Measures of Central Tendency: Mean

Definition of Central Tendency

Central tendency is a statistical measure that identifies a single value representing the center or typical value of a data set. It aims to provide a concise summary of the entire distribution by locating the point around which most values cluster. The three main measures of central tendency are the meanmedian, and mode.

From these three concepts, we will understand ‘the mean‘ in this article. We’ll explore the other two in individual articles, dedicated to each.

The Mean

The mean is the most commonly used measure of central tendency for data. The term “mean” typically refers to the arithmetic mean. The other two types are geometric mean and harmonic mean. You must have used the phrase “on an average” many times. Whenever you use the phrase, it means that you are considering the average, or mean, for understanding the situation related to a set of observations.

Let us explore the concept of mean by working out some examples, but before that, we will see all the formulas used for calculating the mean from a given dataset.

Formulas:
  1. Population Mean ( \mu )
    Used when you have data for every member of a group (the entire population).
     \mu = \frac{\sum_{i=1}^N {x_i}}{N}
    Where,
    μ (mu) = population mean
    N = total number of values in the population
    xᵢ = each individual value
    Σ (sigma) = sum of all values
  2. Sample Mean (x̄)
    Used when you have data from only a subset (sample) of a larger population. This is the most common formula in practice.
     \bar{x} = \frac{\sum_{i=1}^N {x_i}}{N}
    Where,
     (x-bar) = sample mean
    n = total number of values in the sample
    xᵢ = each individual value
  3. Weighted Mean
    Used when some values in the data set contribute more importance (weight) than others.
     \bar{x_w} = \frac{\sum_{i=1}^N {x_i}\times{w_i}}{\sum_{i=1}^N {w_i}}
    Where,
    wᵢ = weight assigned to each value xᵢ
    xᵢ = each value
    This method can be converted into integration for a continuous distribution, which I will show shortly.
  4. Combined Mean (Pooled Mean)
    Used to find the overall mean when you have the means of two or more separate groups.
     \overline{x_{combined}} = \frac{({n_1}\cdot \bar{x_1})+({n_2}\cdot \bar{x_2})+({n_3}\cdot \bar{x_3})+({n_4}\cdot \bar{x_4})+.....({n_k}\cdot \bar{x_k})}{{n_1}+{n_2}+{n_3}+{n_4}+.....+{n_k}}
    Where,
    n₁, n₂, … = sizes of each group
    x̄₁, x̄₂, … = means of each group
  5. Mean for Grouped Data (Frequency Distribution)
    Used when data is organized into class intervals (e.g., 0–10, 10–20) rather than raw values.
     \bar{x} = \frac{\sum_{i=1}^N {m_i}\times{f_i}}{\sum_{i=1}^N {f_i}}
    Where,
    fᵢ = frequency of each class interval
    mᵢ = midpoint of each class interval (calculated as lower limit+upper limit2​)

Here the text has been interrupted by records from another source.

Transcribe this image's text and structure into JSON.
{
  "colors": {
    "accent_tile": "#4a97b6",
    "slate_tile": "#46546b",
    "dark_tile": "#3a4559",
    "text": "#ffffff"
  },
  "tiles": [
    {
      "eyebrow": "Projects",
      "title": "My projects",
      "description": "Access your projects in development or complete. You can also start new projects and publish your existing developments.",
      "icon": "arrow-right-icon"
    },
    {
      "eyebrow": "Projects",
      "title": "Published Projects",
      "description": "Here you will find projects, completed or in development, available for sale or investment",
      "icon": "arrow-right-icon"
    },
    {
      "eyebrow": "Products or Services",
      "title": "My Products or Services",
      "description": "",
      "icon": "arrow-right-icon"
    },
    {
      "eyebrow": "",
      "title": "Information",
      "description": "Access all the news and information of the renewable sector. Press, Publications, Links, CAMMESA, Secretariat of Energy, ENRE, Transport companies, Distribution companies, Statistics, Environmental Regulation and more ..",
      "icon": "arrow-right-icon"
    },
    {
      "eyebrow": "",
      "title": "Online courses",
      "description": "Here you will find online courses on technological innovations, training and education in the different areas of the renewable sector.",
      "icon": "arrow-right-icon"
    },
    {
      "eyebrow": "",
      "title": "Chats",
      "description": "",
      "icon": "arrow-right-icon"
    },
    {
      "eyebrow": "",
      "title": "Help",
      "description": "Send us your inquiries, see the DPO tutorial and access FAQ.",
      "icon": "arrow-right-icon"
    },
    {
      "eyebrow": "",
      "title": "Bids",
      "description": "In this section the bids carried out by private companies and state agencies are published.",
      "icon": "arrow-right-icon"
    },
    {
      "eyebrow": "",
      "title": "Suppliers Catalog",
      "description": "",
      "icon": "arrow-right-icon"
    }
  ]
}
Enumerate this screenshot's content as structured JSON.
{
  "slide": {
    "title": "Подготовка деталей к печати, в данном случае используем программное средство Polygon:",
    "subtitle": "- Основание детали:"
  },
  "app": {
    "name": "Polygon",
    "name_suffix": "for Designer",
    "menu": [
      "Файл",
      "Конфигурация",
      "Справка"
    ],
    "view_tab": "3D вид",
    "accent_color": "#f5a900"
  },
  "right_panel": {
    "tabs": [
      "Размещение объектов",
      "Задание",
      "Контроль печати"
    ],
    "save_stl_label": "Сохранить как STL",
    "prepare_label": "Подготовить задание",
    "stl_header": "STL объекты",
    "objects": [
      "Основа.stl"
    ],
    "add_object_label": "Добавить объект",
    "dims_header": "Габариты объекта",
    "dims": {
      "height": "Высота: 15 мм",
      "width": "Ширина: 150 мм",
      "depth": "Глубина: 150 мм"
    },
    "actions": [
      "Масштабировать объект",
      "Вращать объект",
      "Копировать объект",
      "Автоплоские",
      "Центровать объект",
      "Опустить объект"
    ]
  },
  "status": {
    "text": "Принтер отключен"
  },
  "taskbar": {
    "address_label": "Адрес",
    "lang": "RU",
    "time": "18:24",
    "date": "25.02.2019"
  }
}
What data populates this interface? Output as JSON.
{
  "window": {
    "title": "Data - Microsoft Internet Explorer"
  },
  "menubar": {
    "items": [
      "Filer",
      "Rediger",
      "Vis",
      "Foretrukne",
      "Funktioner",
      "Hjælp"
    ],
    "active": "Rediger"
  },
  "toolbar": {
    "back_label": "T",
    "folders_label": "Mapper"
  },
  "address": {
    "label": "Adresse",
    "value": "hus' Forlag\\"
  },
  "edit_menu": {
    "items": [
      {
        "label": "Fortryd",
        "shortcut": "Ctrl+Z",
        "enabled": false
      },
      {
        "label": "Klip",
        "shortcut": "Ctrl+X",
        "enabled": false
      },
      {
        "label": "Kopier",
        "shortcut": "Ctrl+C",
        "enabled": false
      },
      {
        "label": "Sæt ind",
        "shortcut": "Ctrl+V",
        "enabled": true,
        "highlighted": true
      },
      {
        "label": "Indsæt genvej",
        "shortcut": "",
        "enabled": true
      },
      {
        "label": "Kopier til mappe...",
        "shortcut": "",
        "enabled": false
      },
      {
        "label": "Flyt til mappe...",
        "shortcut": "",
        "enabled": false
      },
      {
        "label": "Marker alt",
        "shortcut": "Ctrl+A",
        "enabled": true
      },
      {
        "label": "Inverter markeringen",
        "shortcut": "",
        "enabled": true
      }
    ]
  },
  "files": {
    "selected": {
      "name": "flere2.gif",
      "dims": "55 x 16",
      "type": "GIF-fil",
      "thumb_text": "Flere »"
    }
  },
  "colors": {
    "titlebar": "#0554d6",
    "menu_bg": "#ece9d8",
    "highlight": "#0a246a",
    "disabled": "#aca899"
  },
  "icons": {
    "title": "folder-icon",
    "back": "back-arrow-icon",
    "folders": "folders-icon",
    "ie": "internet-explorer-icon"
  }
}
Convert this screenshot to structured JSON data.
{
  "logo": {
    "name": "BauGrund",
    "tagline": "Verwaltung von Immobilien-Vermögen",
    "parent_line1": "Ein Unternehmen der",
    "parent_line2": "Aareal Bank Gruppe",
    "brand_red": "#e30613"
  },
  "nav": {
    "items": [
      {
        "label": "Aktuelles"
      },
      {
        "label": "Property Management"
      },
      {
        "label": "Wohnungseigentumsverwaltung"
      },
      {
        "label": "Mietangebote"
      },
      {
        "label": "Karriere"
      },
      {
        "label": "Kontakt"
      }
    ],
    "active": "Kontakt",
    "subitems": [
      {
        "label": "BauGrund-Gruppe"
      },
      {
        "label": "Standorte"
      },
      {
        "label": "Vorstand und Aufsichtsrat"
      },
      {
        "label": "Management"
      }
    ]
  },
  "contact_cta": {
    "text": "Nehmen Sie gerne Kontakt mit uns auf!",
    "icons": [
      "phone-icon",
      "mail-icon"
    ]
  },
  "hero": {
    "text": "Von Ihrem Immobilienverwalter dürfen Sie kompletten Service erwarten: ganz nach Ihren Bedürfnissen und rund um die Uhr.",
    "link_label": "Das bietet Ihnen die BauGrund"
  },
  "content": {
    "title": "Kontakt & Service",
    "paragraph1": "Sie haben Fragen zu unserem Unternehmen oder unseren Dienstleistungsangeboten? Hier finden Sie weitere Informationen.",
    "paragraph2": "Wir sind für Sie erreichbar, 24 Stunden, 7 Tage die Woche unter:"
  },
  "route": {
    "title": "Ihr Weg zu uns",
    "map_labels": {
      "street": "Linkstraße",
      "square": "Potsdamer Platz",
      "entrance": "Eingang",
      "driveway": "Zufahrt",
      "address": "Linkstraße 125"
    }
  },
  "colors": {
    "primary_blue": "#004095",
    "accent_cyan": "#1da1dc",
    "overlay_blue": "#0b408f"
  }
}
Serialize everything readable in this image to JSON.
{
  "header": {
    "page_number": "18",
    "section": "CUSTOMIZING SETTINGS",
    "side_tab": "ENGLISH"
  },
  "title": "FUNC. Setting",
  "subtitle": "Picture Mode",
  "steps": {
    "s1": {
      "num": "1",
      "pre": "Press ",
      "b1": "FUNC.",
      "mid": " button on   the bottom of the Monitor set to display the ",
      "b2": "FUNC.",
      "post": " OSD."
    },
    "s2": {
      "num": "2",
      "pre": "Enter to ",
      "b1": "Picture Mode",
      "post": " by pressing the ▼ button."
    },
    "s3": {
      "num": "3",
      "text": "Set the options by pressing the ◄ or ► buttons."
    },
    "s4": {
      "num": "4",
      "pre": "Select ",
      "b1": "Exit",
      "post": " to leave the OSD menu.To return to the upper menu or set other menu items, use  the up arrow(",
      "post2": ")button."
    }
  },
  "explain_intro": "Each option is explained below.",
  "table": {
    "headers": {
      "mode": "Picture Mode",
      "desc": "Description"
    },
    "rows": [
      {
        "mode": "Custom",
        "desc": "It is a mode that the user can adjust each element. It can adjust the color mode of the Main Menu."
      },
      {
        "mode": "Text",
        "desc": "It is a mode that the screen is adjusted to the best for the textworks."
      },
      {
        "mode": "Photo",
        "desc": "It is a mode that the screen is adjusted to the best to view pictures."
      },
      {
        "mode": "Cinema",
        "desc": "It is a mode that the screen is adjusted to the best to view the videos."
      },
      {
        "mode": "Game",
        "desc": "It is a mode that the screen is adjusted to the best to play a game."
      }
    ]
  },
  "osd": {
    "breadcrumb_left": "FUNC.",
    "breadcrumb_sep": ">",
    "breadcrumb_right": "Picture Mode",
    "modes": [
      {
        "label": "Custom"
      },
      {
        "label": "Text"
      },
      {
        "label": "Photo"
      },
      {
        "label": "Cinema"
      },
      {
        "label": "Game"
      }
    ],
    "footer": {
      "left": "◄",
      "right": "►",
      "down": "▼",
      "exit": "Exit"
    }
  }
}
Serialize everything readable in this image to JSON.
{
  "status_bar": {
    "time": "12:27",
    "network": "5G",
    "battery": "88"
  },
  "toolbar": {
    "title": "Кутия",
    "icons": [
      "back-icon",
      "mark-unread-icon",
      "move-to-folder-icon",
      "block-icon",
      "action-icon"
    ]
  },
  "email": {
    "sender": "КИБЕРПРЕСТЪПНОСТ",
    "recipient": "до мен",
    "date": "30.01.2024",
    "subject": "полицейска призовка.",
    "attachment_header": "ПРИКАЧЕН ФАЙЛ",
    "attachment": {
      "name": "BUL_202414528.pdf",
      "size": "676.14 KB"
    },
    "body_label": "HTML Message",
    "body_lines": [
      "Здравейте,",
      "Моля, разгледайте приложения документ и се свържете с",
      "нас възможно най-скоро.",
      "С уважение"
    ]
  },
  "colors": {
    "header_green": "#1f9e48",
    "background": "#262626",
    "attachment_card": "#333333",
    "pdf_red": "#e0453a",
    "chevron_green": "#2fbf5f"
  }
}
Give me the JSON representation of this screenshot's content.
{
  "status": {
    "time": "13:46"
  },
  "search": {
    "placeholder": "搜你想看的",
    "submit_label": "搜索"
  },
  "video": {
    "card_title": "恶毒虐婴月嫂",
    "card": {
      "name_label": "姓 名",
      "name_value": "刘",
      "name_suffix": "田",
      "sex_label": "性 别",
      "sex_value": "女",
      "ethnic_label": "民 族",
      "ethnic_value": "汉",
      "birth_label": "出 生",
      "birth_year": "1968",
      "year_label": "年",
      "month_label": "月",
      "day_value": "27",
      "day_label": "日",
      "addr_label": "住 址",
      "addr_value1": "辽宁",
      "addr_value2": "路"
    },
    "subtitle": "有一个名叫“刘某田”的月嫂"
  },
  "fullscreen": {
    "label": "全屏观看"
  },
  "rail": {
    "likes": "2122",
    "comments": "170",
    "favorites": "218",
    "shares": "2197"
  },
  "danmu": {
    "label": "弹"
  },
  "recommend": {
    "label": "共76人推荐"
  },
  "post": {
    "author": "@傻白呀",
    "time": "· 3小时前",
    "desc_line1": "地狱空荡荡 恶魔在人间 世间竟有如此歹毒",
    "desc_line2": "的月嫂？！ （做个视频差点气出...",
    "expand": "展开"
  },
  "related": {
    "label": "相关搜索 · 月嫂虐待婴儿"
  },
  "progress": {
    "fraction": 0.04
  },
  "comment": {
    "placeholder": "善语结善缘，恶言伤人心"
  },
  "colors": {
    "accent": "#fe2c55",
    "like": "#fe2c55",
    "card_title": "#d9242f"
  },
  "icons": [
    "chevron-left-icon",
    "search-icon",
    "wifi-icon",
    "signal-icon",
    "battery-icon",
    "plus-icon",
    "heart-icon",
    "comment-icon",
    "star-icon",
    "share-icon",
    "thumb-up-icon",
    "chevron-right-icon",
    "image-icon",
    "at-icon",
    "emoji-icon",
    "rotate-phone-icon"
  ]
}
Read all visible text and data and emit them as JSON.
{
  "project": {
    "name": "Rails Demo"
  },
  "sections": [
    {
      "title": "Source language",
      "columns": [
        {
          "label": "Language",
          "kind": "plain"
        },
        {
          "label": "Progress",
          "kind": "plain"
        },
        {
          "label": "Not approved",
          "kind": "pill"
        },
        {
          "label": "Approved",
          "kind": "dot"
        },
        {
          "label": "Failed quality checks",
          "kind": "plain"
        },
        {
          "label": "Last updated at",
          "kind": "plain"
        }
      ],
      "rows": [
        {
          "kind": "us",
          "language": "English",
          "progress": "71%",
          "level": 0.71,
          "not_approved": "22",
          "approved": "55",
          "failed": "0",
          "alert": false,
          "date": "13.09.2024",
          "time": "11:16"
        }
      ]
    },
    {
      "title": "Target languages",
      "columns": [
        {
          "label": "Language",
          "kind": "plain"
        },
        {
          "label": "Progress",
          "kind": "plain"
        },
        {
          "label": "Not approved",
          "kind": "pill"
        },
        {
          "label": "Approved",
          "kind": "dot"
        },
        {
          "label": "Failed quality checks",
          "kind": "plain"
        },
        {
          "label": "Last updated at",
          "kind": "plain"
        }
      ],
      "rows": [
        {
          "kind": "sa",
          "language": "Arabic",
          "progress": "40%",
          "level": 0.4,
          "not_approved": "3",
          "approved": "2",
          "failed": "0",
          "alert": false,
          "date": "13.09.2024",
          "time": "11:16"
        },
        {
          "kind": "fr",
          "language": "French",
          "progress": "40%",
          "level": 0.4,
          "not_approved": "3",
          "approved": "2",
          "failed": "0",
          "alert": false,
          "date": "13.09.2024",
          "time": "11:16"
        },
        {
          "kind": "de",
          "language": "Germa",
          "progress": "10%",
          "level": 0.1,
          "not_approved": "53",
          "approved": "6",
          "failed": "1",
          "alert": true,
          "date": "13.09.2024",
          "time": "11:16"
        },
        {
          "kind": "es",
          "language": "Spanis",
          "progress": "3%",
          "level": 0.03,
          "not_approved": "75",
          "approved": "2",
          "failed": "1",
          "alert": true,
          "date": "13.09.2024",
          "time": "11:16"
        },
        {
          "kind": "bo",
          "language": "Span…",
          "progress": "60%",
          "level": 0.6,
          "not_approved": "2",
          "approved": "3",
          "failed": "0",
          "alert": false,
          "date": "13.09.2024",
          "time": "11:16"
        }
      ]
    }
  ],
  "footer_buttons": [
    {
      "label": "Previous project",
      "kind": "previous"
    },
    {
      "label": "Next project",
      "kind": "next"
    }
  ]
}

Now, let’s explore each formula with the help of an example for each.

Practice Numericals:
  1. Suppose in a classroom only 5 students are present and their heights are as follows (in cm):
    170, 160, 150, 165, 175. Find the mean height of the student.
    Solution:- For a class, this is the entire population data. So, we will calculate the population mean height for these values:
    $$ \mu = \frac{170+160+150+165+175}{5} \\[1.5 cm] \newline \mu = \frac{820}{5} = 164 \space cm $$
  2. Take the first three data points from the above list. Find the mean height of the student now.
    Solution:- As per instructions, 170, 160, and 150 are the data points, which form a sample.
    $$ \bar{x} = \frac{170+160+150}{3} \\[1.5 cm] \newline \bar{x} = \frac{480}{3} = 160 \space cm $$
  3. A student’s final grade is calculated as follows:

    Component Score (x) Weight (w)
    Homework 85 30% (0.3)
    Quizzes 90 20% (0.2)
    Midterm 80 20% (0.2)
    Final Exam 92 30% (0.3)

    Find the avg. marks for the student.
    Solution:- $$ \bar{x} = \frac{(85\times{0.3})+(90\times{0.2})+(80\times{0.2})+(92\times{0.3})} {0.3+0.2+0.2+0.3} \\[1.5 cm] \newline \bar{x} = \frac{25.5+18+16+27.6}{1.0} = \frac{87.1}{1.0} = 87.1% $$

  4. A teacher has two sections of the same course. She wants the overall mean score for all students combined.
ClassNumber of students Mean score ( \bar{x} )
A3078
B2085

Solution:- $$ \overline{x_{combined}} = \frac{(30\times78)+(20\times85)} {30+20} = \frac{2340+1700}{50} = \frac{4040}{50} = 80.8 $$
The pooled mean is just a weighted mean where the weights are the group sizes.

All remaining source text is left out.